L'école maternelle au Portugal : un compte qui ne tient pas la route

Ces dernières semaines, le Parlement a repris le débat sur l'accès à l'éducation préscolaire publique. Les fameuses « listes préscolaires » sont revenues à l'ordre du jour, pour un débat hautement discutable. L'essentiel du débat manquait : le manque chronique de places disponibles ; le décalage entre le calendrier scolaire et la réalité des familles ; et, surtout, l'incohérence entre le discours politique et la pratique gouvernementale.
Il est urgent de considérer sérieusement l'éducation préscolaire au Portugal. Et pas seulement comme un simple espace de garde d'enfants, mais comme une étape fondamentale du développement humain, que même les décideurs politiques semblent reconnaître… seulement sur le papier.
L'école qui ne fonctionne pas pour ceux qui travaillentCommençons par le calendrier. L'écrasante majorité des travailleurs portugais ont droit à 22 jours ouvrables de vacances par an. Les écoles publiques dotées d'installations préscolaires ferment à de nombreuses périodes : les jours fériés (Noël, Pâques, Carnaval), les visites papales et, plus flagrant encore, tout le mois d'août. Le calcul est simple : le nombre de jours de fermeture dépasse largement le nombre de jours de vacances des parents. De plus, les grands-parents ne sont pas toujours disponibles, ni les solutions de rechange.
En fait, lorsqu'on parle d'alternatives, on fait souvent référence aux garderies privées, dont les coûts peuvent facilement dépasser plusieurs centaines d'euros par semaine. Qui supportera cette dépense, dans un pays où les salaires moyens sont loin de suivre le coût de la vie ?
De plus, les horaires d'école sont courts : de 9 h 30 à 15 h 30, et ne sont ouverts que de mi-septembre à fin juin. De plus, la rentrée scolaire, surtout pour les enfants de trois ans, se fait souvent en décalé, avec une présence réduite et des disponibilités limitées par les enseignants, souvent encore à déterminer par le biais de concours, de mobilités ou de mutations.

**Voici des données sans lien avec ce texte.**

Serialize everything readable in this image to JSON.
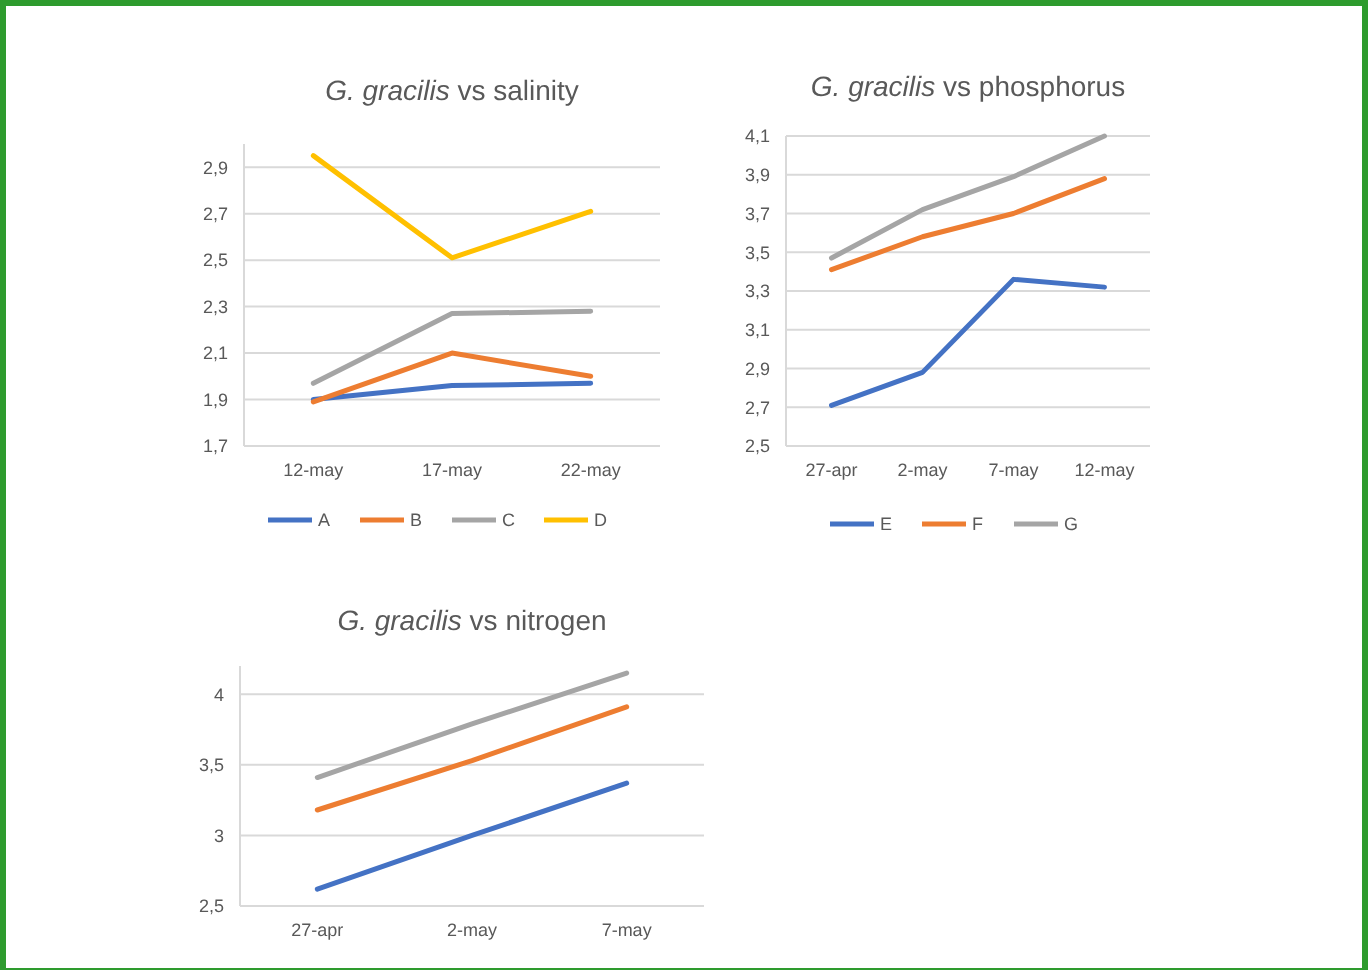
{
  "chart_data": [
    {
      "type": "line",
      "title": "G. gracilis vs salinity",
      "categories": [
        "12-may",
        "17-may",
        "22-may"
      ],
      "ylim": [
        1.7,
        3.0
      ],
      "yticks": [
        {
          "value": 1.7,
          "label": "1,7"
        },
        {
          "value": 1.9,
          "label": "1,9"
        },
        {
          "value": 2.1,
          "label": "2,1"
        },
        {
          "value": 2.3,
          "label": "2,3"
        },
        {
          "value": 2.5,
          "label": "2,5"
        },
        {
          "value": 2.7,
          "label": "2,7"
        },
        {
          "value": 2.9,
          "label": "2,9"
        }
      ],
      "grid": "y",
      "legend": "bottom",
      "series": [
        {
          "name": "A",
          "color": "#4472c4",
          "values": [
            1.9,
            1.96,
            1.97
          ]
        },
        {
          "name": "B",
          "color": "#ed7d31",
          "values": [
            1.89,
            2.1,
            2.0
          ]
        },
        {
          "name": "C",
          "color": "#a5a5a5",
          "values": [
            1.97,
            2.27,
            2.28
          ]
        },
        {
          "name": "D",
          "color": "#ffc000",
          "values": [
            2.95,
            2.51,
            2.71
          ]
        }
      ]
    },
    {
      "type": "line",
      "title": "G. gracilis vs phosphorus",
      "categories": [
        "27-apr",
        "2-may",
        "7-may",
        "12-may"
      ],
      "ylim": [
        2.5,
        4.1
      ],
      "yticks": [
        {
          "value": 2.5,
          "label": "2,5"
        },
        {
          "value": 2.7,
          "label": "2,7"
        },
        {
          "value": 2.9,
          "label": "2,9"
        },
        {
          "value": 3.1,
          "label": "3,1"
        },
        {
          "value": 3.3,
          "label": "3,3"
        },
        {
          "value": 3.5,
          "label": "3,5"
        },
        {
          "value": 3.7,
          "label": "3,7"
        },
        {
          "value": 3.9,
          "label": "3,9"
        },
        {
          "value": 4.1,
          "label": "4,1"
        }
      ],
      "grid": "y",
      "legend": "bottom",
      "series": [
        {
          "name": "E",
          "color": "#4472c4",
          "values": [
            2.71,
            2.88,
            3.36,
            3.32
          ]
        },
        {
          "name": "F",
          "color": "#ed7d31",
          "values": [
            3.41,
            3.58,
            3.7,
            3.88
          ]
        },
        {
          "name": "G",
          "color": "#a5a5a5",
          "values": [
            3.47,
            3.72,
            3.89,
            4.1
          ]
        }
      ]
    },
    {
      "type": "line",
      "title": "G. gracilis vs nitrogen",
      "categories": [
        "27-apr",
        "2-may",
        "7-may"
      ],
      "ylim": [
        2.5,
        4.2
      ],
      "yticks": [
        {
          "value": 2.5,
          "label": "2,5"
        },
        3,
        {
          "value": 3.5,
          "label": "3,5"
        },
        4
      ],
      "grid": "y",
      "series": [
        {
          "color": "#4472c4",
          "values": [
            2.62,
            3.0,
            3.37
          ]
        },
        {
          "color": "#ed7d31",
          "values": [
            3.18,
            3.53,
            3.91
          ]
        },
        {
          "color": "#a5a5a5",
          "values": [
            3.41,
            3.79,
            4.15
          ]
        }
      ]
    }
  ]
}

Chiffre d'affaires et instabilitéIl y a aussi l'instabilité constante des équipes. Le personnel non enseignant est souvent déplacé selon les besoins de la municipalité, sans continuité ni lien avec le groupe d'enfants. Pour les jeunes enfants, la stabilité émotionnelle et une relation avec des modèles sont plus que souhaitables, c'est essentiel.
À cela s'ajoute l'impact des grèves, légitimes en tant que forme de lutte ouvrière, mais très perturbatrices pour les parents qui travaillent, contraints de s'absenter du travail faute d'alternatives. Oui, les grèves sont un droit. Mais le soutien aux familles devrait l'être aussi.
Qu'en est-il de l'universalité ?La loi n° 22/2025 du 4 mars consacre l'universalité de l'éducation préscolaire dès l'âge de trois ans. Mais l'universalité est bien plus qu'un simple chiffre inscrit au Journal officiel. Elle signifie garantir une place, un accès, une qualité, une continuité et une compatibilité avec la vie active.
Il n'est donc pas surprenant que de nombreux enfants scolarisés en maternelle soient issus de familles étrangères. Ces familles, disposant de moins de ressources et d'un réseau de soutien encore plus restreint, dépendent souvent exclusivement des services publics. Les autres, lorsqu'elles le peuvent, optent pour des institutions privées de protection sociale (IPSS) ou des écoles privées, assumant ainsi des responsabilités qui devraient incomber à l'État.
Il ne s'agit pas seulement d'un débat technique ou logistique. C'est une question de justice sociale, d'équilibre entre vie professionnelle et vie privée, de cohésion sociale et même de taux de natalité.
Promettre l'universalité sans garantir la structure, le financement et la cohérence avec la réalité relève de la pure démagogie. Les chiffres sont trompeurs et le système ne sert ni les enfants, ni les parents, ni l'avenir du pays.
Le Portugal a besoin de toute urgence d’une politique publique en faveur des enfants qui soit plus qu’une simple rhétorique.